What It Means To Repent

When I was growing up, the churches we went to talked a lot about how people needed to repent of their sins and get their hearts right with God.  

I was told more than once during my teenage years that I needed to do both otherwise I was going to be headed down the primrose path to damnation.  

But what did Jesus say about repentance?  What did he mean when he called on people to "repent and believe?"  

In the Gospel of Mark the first words we hear Jesus speak are these:  
“The time has come,” he said. “The kingdom of God has come near. Repent and believe the good news!” - Mark 1:15
There's a couple of things that we need to note about this verse in order to get to the "thing underneath the thing."  

First, Jesus declares that the "kingdom of God has come near."  

Jesus declared over and again throughout his ministry that his purpose for being in the world was to declare the coming kingdom of God, to embody it, to demonstrate it, to show what it looks like when the shalom of God is in the world.  

Unfortunately, there are always those in power who are threatened by the coming of God's kingdom because it means the end of theirs.  Come on.  That'll preach. 

The word that the author of Mark's Gospel uses here is the Greek word metanoia, which essentially means the "changing" or "reformation" of one's mind.  

But Jesus wouldn't have been speaking Greek to his disciples, he would have been speaking Aramaic, and most likely would have been thinking more or less in Hebrew.  

The Hebrew word for "repent" is the word tshuva, which literally means "to turn around, to change one's direction."  

The Gospel writer did their best to match the Hebrew concept with a Greek word, so the way we figure out the best sense of the word "repent" from this verse is by sort of mashing up the definitions.  

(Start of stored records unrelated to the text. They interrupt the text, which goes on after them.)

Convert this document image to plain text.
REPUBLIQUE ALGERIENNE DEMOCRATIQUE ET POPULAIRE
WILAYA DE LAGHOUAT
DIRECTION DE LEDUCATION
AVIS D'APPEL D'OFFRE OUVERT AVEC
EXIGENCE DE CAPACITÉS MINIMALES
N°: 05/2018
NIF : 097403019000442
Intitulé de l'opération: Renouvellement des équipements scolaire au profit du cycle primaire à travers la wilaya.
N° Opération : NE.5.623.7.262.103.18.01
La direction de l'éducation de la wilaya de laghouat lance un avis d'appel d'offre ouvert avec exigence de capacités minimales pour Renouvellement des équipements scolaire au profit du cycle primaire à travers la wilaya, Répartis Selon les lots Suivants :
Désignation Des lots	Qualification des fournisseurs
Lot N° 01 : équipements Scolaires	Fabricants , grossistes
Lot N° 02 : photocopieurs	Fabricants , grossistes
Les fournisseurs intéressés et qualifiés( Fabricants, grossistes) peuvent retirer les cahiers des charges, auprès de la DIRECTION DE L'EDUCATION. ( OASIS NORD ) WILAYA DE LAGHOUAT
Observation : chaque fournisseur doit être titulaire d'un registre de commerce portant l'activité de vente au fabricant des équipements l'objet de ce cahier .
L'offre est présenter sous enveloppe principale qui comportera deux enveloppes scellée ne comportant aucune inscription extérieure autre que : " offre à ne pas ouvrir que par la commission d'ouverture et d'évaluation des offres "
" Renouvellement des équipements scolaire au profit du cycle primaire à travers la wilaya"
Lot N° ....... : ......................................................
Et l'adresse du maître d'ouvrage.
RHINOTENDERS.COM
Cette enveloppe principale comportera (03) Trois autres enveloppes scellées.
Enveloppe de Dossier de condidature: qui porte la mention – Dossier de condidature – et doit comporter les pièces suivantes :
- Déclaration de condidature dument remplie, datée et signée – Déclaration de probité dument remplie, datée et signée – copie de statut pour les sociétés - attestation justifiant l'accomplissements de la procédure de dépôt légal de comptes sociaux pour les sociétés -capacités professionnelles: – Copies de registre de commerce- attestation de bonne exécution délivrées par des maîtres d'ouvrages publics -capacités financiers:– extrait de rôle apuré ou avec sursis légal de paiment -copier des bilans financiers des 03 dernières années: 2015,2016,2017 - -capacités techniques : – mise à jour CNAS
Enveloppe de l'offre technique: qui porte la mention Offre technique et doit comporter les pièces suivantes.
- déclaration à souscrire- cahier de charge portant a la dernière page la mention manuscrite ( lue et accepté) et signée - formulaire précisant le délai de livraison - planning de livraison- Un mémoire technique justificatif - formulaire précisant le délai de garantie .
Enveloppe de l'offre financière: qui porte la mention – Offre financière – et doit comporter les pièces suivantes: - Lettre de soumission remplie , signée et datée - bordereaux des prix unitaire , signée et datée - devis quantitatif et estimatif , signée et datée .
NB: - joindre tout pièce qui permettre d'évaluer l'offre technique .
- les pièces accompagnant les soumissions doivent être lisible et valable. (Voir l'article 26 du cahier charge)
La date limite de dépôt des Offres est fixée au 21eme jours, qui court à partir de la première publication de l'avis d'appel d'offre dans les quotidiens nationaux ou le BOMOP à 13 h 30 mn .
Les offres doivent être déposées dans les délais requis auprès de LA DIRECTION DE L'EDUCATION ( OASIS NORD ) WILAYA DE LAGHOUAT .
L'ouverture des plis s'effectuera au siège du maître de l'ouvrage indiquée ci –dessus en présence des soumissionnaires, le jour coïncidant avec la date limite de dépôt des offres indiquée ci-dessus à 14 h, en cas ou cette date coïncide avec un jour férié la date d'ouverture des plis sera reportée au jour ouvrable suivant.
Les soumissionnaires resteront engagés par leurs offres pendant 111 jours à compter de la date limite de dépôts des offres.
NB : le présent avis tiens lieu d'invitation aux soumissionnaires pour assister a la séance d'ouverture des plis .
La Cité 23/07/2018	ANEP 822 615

When we do, we get a sense of the word "repent" that goes something like this:  
The act of realizing you are heading the wrong way and then changing the direction of your life, in order to be journeying toward your best and highest purpose. 
The great Christian mystic and the father of the modern contemplative prayer movement, Thomas Keating puts it like this:  
When Jesus said to "repent" to his first disciples, he was calling them to change the direction in which they were looking for happiness.  
In this understanding of repentance, you first have to realize you are heading the wrong way--that the way you are traveling is not going to lead you to your best and highest purpose.  

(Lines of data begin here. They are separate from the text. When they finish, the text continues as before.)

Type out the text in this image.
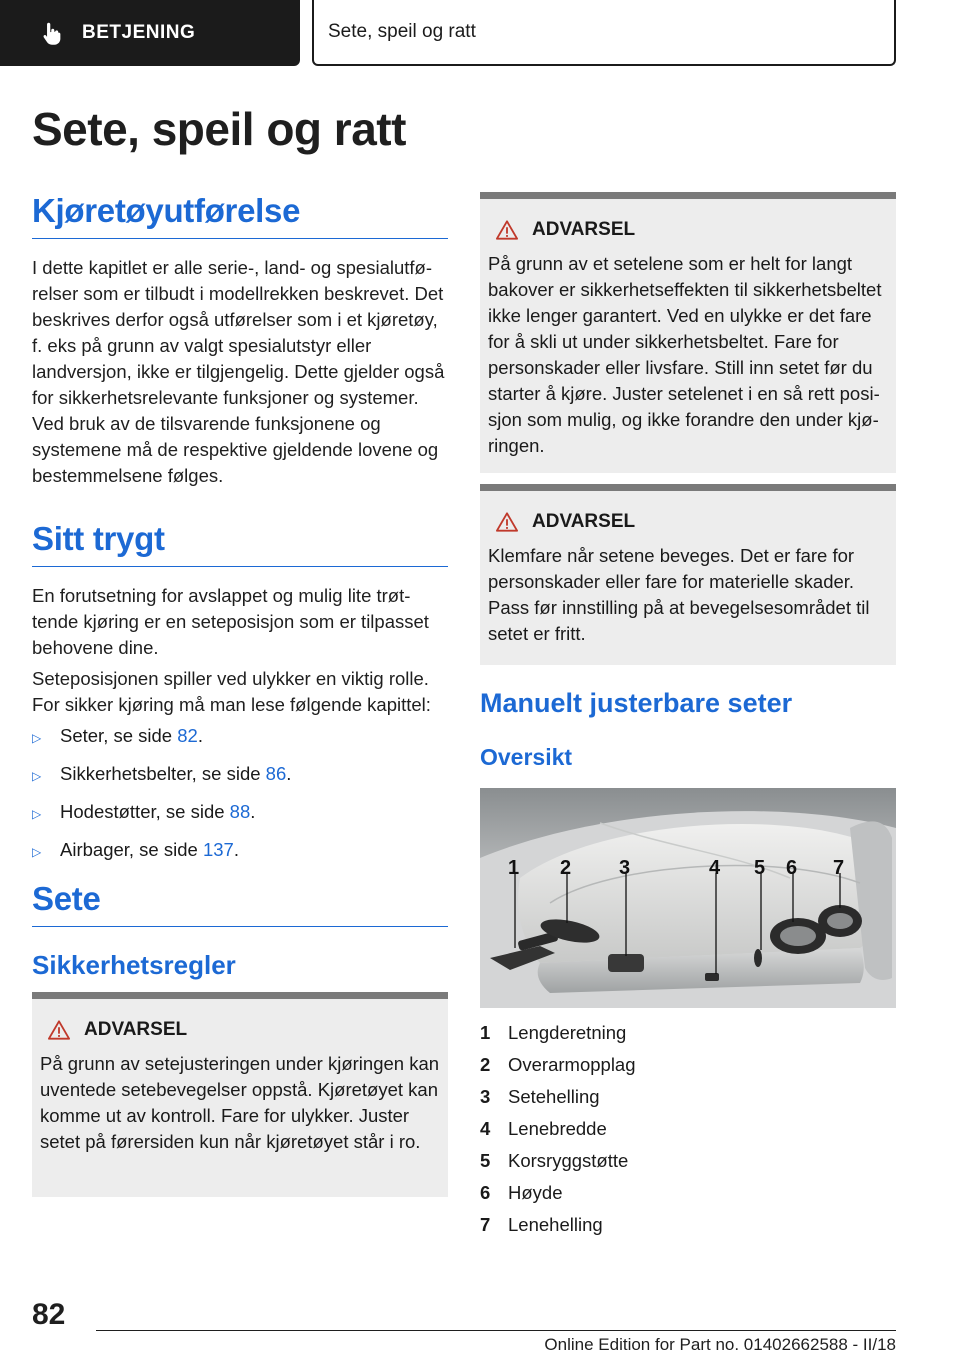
BETJENING	Sete, speil og ratt
Sete, speil og ratt
Kjøretøyutførelse

I dette kapitlet er alle serie-, land- og spesialutførelser som er tilbudt i modellrekken beskrevet. Det beskrives derfor også utførelser som i et kjøretøy, f. eks på grunn av valgt spesialutstyr eller landversjon, ikke er tilgjengelig. Dette gjelder også for sikkerhetsrelevante funksjoner og systemer. Ved bruk av de tilsvarende funksjonene og systemene må de respektive gjeldende lovene og bestemmelsene følges.

Sitt trygt

En forutsetning for avslappet og mulig lite trøttende kjøring er en seteposisjon som er tilpasset behovene dine.

Seteposisjonen spiller ved ulykker en viktig rolle. For sikker kjøring må man lese følgende kapittel:

▷	Seter, se side 82.
▷	Sikkerhetsbelter, se side 86.
▷	Hodestøtter, se side 88.
▷	Airbager, se side 137.
Sete
Sikkerhetsregler
ADVARSEL

På grunn av setejusteringen under kjøringen kan uventede setebevegelser oppstå. Kjøretøyet kan komme ut av kontroll. Fare for ulykker. Juster setet på førersiden kun når kjøretøyet står i ro.

ADVARSEL

På grunn av et setelene som er helt for langt bakover er sikkerhetseffekten til sikkerhetsbeltet ikke lenger garantert. Ved en ulykke er det fare for å skli ut under sikkerhetsbeltet. Fare for personskader eller livsfare. Still inn setet før du starter å kjøre. Juster setelenet i en så rett posisjon som mulig, og ikke forandre den under kjøringen.

ADVARSEL

Klemfare når setene beveges. Det er fare for personskader eller fare for materielle skader. Pass før innstilling på at bevegelsesområdet til setet er fritt.

Manuelt justerbare seter
Oversikt
1 2 3	4 5 6 7
1 Lengderetning
2 Overarmopplag
3 Setehelling
4 Lenebredde
5 Korsryggstøtte
6 Høyde
7 Lenehelling
82
Online Edition for Part no. 01402662588 - II/18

That's the step where most of us stumble.  Because most of us don't have the courage or the self-possession to admit we've been heading in the wrong direction.  

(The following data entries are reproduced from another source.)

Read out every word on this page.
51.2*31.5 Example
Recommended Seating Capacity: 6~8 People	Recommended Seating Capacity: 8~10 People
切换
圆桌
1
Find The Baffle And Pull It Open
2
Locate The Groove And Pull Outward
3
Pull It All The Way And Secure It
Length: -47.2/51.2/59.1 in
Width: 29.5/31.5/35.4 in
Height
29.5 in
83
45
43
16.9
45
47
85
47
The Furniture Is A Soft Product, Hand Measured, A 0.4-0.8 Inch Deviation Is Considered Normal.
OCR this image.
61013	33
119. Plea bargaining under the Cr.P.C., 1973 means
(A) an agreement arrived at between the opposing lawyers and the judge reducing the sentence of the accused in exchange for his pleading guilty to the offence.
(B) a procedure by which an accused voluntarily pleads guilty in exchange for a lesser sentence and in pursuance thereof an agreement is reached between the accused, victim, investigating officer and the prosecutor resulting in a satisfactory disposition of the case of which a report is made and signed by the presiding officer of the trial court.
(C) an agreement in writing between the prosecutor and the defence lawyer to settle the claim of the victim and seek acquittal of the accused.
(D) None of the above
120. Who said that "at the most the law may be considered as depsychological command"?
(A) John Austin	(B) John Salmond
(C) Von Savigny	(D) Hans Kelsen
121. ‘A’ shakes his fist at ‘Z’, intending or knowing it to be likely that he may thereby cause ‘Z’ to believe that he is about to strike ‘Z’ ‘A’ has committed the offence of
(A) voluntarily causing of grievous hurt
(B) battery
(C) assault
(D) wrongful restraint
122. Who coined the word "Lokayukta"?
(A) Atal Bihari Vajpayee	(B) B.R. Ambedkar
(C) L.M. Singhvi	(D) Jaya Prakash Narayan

Second, there is also a certain amount of sorrow and guilt that is connected to admitting you've been wrong that many of us don't want to face.  Even if we are headed for destruction, we would rather stay the course if it means not facing the truth about ourselves.  

But if we are willing to let our minds be changed, our hearts transformed and our direction reversed, we will find that our sorrow and regret will fade as we move forward in the best direction to discover our truest selves.  

There may be things in your life right now that require a change of direction.  You may need to find the courage to admit you've been wrong, and you need to turn around.  

There is no shame in this--none at all.  And the good news is that as soon as you return to the right road, you will find that you already know the way.  It was in you all along.  

Richard Rohr once wrote: 
The spiritual life is more about unlearning than learning, because the deepest you already knows and already enjoys.
So may you unlearn what is needed in order for you to change direction and begin on the path to your truest self, your highest and best purpose... your calling.  

And may the grace and peace of our Lord Jesus Christ be with you now and always. Amen.